Harvesting your garden

Garden harvesting

To beat the cool, overcast spring we’ve left 3 out of 4 leafy-greens per square foot, and replaced the 4th with a pepper or an eggplant. You will have to clear out the rest of the square to give your summer plants room to grow, but for now they can share to give you a little more spring harvest. Radishes are ready to pick around 25 days after you plant them. Harvest them now to enjoy them while they are at their best and to make room for your other veggies (cucumbers) to grow.

Important maintenance tasks right now: Water on days where it is not raining, water deeply ideally in the morning. Weed early and often to keep small weeds from getting big and taking over your vegetable garden. Also remove any diseased or damaged leaves from any of your plants to keep your garden clean producing well.

Harvest your leafy greens by removing the outer leaves. The small inner leaves will continue to grow for a continual harvest. Be sure to remove the entire leaf right down to the bottom. Step outside with your salad bowl and a leaf from all your greens: roquette, lettuce, bok choy, tatsoi, kale, swiss chard and rapini for your daily garden salad. Some of these greens are starting to go to seed. You can pick the flowers and eat them as well! Pinching out the flowers will help keep the greens tasting better longer.

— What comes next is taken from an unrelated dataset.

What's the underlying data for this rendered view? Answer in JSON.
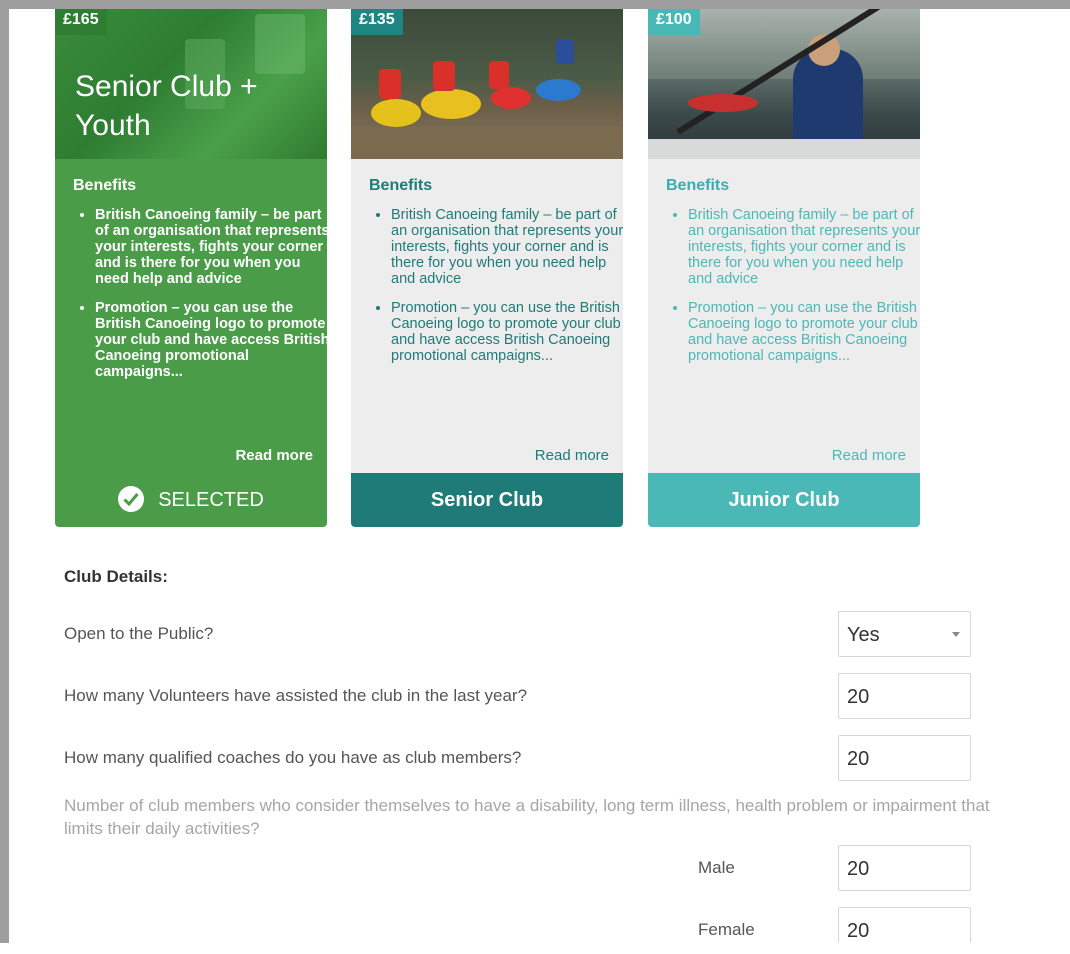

Slugs are starting to come out. At this time of year they are still small. It is important to get them out of the garden right away. They grow quickly and multiply! Use beer traps and hand picking to get out ahead of the population explosion. Watering in the morning instead of at night can greatly reduce slug populations as it makes it harder for them to get around at dusk on the dry soil surface.

The leaf miners are back. They cause the burn-like damage on Swiss chard and beet greens. You can save your plants by removing any damaged leaves right away, and inspecting the underside of healthy leaves and remove any eggs.